I found this the other day, and I thought it was pretty damned impressive.
Kroah has taken the time to reverse how the fractals worked in Captain Blood. From bringerp.free.fr:
The procedural terrain generator uses 1D fractional brownian motion (fBm) with random mid-point displacement. Up to 10 curves are displayed on screen.
When a new curve appears at the horizon, 7 vertices are computed. Then mid-point displacement with fBm are applied to thes 7 initial points. This results in a discrete curve of 512 samples.
The random number generator and the fBm Hurst parameter H are adapted according to the current terrain type (flat, canyon…). This gives very different visual landscapes (plains, moutains, desert…).
No more fractal computation is done on the discrete curve. When a curve is drawn, only 256 of the 512 samples are used (according to the position of the Oorxx).

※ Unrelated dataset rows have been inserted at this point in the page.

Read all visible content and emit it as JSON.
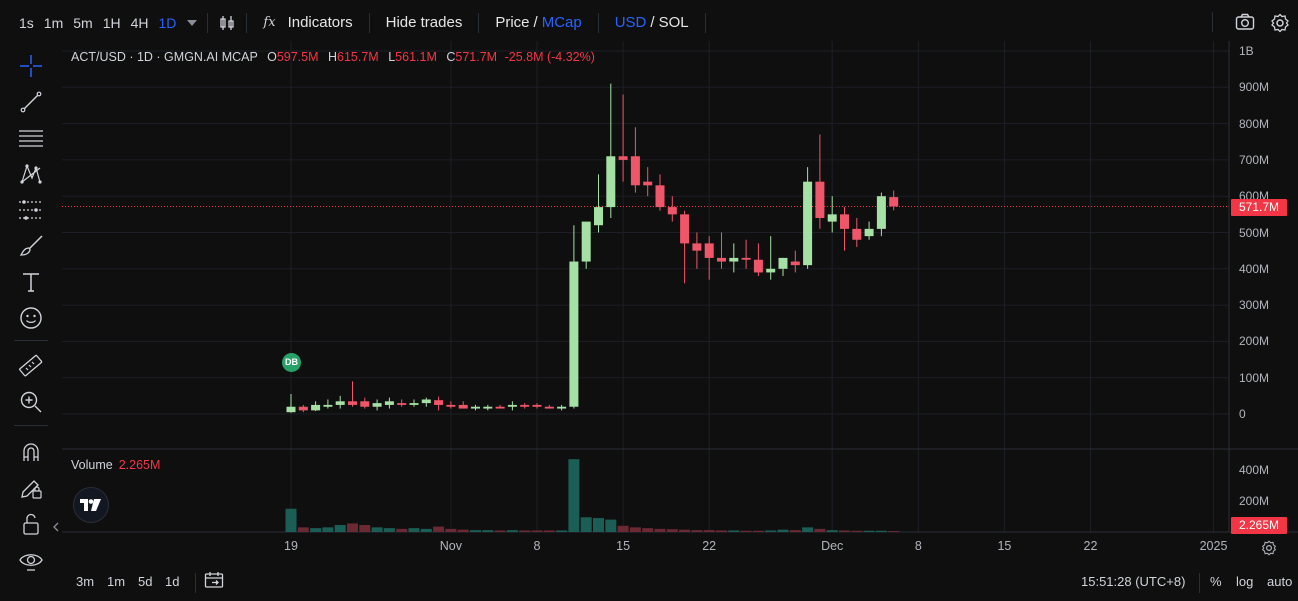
{
  "toolbar": {
    "timeframes": [
      {
        "label": "1s",
        "active": false
      },
      {
        "label": "1m",
        "active": false
      },
      {
        "label": "5m",
        "active": false
      },
      {
        "label": "1H",
        "active": false
      },
      {
        "label": "4H",
        "active": false
      },
      {
        "label": "1D",
        "active": true
      }
    ],
    "indicators_label": "Indicators",
    "hide_trades_label": "Hide trades",
    "price_label": "Price",
    "slash": "/",
    "mcap_label": "MCap",
    "usd_label": "USD",
    "sol_label": "SOL",
    "fx_label": "fx"
  },
  "legend": {
    "symbol": "ACT/USD · 1D · GMGN.AI MCAP",
    "o_key": "O",
    "o_val": "597.5M",
    "h_key": "H",
    "h_val": "615.7M",
    "l_key": "L",
    "l_val": "561.1M",
    "c_key": "C",
    "c_val": "571.7M",
    "change": "-25.8M (-4.32%)"
  },
  "volume": {
    "label": "Volume",
    "value": "2.265M"
  },
  "price_tag": "571.7M",
  "volume_tag": "2.265M",
  "marker_label": "DB",
  "y_axis": [
    "1B",
    "900M",
    "800M",
    "700M",
    "600M",
    "500M",
    "400M",
    "300M",
    "200M",
    "100M",
    "0"
  ],
  "vol_axis": [
    "400M",
    "200M"
  ],
  "x_axis": [
    "19",
    "Nov",
    "8",
    "15",
    "22",
    "Dec",
    "8",
    "15",
    "22",
    "2025"
  ],
  "bottom": {
    "ranges": [
      "3m",
      "1m",
      "5d",
      "1d"
    ],
    "time": "15:51:28 (UTC+8)",
    "percent": "%",
    "log": "log",
    "auto": "auto"
  },
  "colors": {
    "up": "#a5e1a5",
    "down": "#f0566a",
    "vol_up": "#1b5e55",
    "vol_down": "#6b2a33",
    "accent": "#2962ff"
  },
  "chart_data": {
    "type": "candlestick",
    "title": "ACT/USD · 1D · GMGN.AI MCAP",
    "ylim": [
      0,
      1000
    ],
    "unit": "M",
    "candles": [
      {
        "o": 5,
        "h": 55,
        "l": 3,
        "c": 20
      },
      {
        "o": 20,
        "h": 25,
        "l": 5,
        "c": 10
      },
      {
        "o": 10,
        "h": 35,
        "l": 8,
        "c": 25
      },
      {
        "o": 20,
        "h": 40,
        "l": 15,
        "c": 25
      },
      {
        "o": 25,
        "h": 50,
        "l": 15,
        "c": 35
      },
      {
        "o": 35,
        "h": 90,
        "l": 20,
        "c": 25
      },
      {
        "o": 35,
        "h": 45,
        "l": 15,
        "c": 20
      },
      {
        "o": 20,
        "h": 40,
        "l": 10,
        "c": 30
      },
      {
        "o": 25,
        "h": 45,
        "l": 15,
        "c": 35
      },
      {
        "o": 30,
        "h": 40,
        "l": 20,
        "c": 25
      },
      {
        "o": 25,
        "h": 40,
        "l": 20,
        "c": 30
      },
      {
        "o": 30,
        "h": 45,
        "l": 20,
        "c": 40
      },
      {
        "o": 38,
        "h": 48,
        "l": 10,
        "c": 25
      },
      {
        "o": 25,
        "h": 35,
        "l": 15,
        "c": 20
      },
      {
        "o": 25,
        "h": 35,
        "l": 15,
        "c": 15
      },
      {
        "o": 15,
        "h": 25,
        "l": 10,
        "c": 20
      },
      {
        "o": 15,
        "h": 25,
        "l": 10,
        "c": 20
      },
      {
        "o": 20,
        "h": 25,
        "l": 15,
        "c": 15
      },
      {
        "o": 20,
        "h": 35,
        "l": 10,
        "c": 25
      },
      {
        "o": 25,
        "h": 30,
        "l": 15,
        "c": 20
      },
      {
        "o": 25,
        "h": 30,
        "l": 15,
        "c": 20
      },
      {
        "o": 20,
        "h": 25,
        "l": 15,
        "c": 15
      },
      {
        "o": 15,
        "h": 25,
        "l": 10,
        "c": 20
      },
      {
        "o": 20,
        "h": 520,
        "l": 15,
        "c": 420
      },
      {
        "o": 420,
        "h": 520,
        "l": 400,
        "c": 530
      },
      {
        "o": 520,
        "h": 660,
        "l": 500,
        "c": 570
      },
      {
        "o": 570,
        "h": 910,
        "l": 540,
        "c": 710
      },
      {
        "o": 710,
        "h": 880,
        "l": 640,
        "c": 700
      },
      {
        "o": 710,
        "h": 790,
        "l": 610,
        "c": 630
      },
      {
        "o": 640,
        "h": 680,
        "l": 600,
        "c": 630
      },
      {
        "o": 630,
        "h": 660,
        "l": 560,
        "c": 570
      },
      {
        "o": 570,
        "h": 600,
        "l": 530,
        "c": 550
      },
      {
        "o": 550,
        "h": 560,
        "l": 360,
        "c": 470
      },
      {
        "o": 470,
        "h": 500,
        "l": 400,
        "c": 450
      },
      {
        "o": 470,
        "h": 490,
        "l": 370,
        "c": 430
      },
      {
        "o": 430,
        "h": 500,
        "l": 400,
        "c": 420
      },
      {
        "o": 420,
        "h": 470,
        "l": 390,
        "c": 430
      },
      {
        "o": 430,
        "h": 480,
        "l": 400,
        "c": 425
      },
      {
        "o": 425,
        "h": 470,
        "l": 380,
        "c": 390
      },
      {
        "o": 390,
        "h": 490,
        "l": 370,
        "c": 400
      },
      {
        "o": 400,
        "h": 430,
        "l": 380,
        "c": 430
      },
      {
        "o": 420,
        "h": 450,
        "l": 390,
        "c": 410
      },
      {
        "o": 410,
        "h": 680,
        "l": 400,
        "c": 640
      },
      {
        "o": 640,
        "h": 770,
        "l": 510,
        "c": 540
      },
      {
        "o": 530,
        "h": 600,
        "l": 500,
        "c": 550
      },
      {
        "o": 550,
        "h": 570,
        "l": 450,
        "c": 510
      },
      {
        "o": 510,
        "h": 540,
        "l": 460,
        "c": 480
      },
      {
        "o": 490,
        "h": 530,
        "l": 480,
        "c": 510
      },
      {
        "o": 510,
        "h": 610,
        "l": 490,
        "c": 600
      },
      {
        "o": 597.5,
        "h": 615.7,
        "l": 561.1,
        "c": 571.7
      }
    ],
    "volume_unit": "M",
    "volumes": [
      150,
      30,
      25,
      30,
      45,
      55,
      45,
      30,
      25,
      20,
      25,
      20,
      35,
      20,
      15,
      12,
      12,
      10,
      12,
      10,
      10,
      10,
      10,
      470,
      95,
      90,
      80,
      40,
      30,
      25,
      20,
      18,
      15,
      12,
      12,
      10,
      10,
      8,
      8,
      10,
      15,
      12,
      30,
      20,
      12,
      10,
      8,
      8,
      8,
      2.265
    ]
  }
}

The view is 256 pixels wide, so if the visible part of the curve is larger than the 256 samples, the curve will be drawn zoomed with pixels linearly interpolated between the samples. Otherwise the curve will be drawn shrinked without any interpolation and using only some of the 256 samples.
The raytraced fractal landscape is computed from these 10 curves.
It’s pretty amazing to think that there was that much behind the game.
I played this back in 1988 on the lowly Commodore 64, but the Amiga version was simply amazing. Such was technology back then.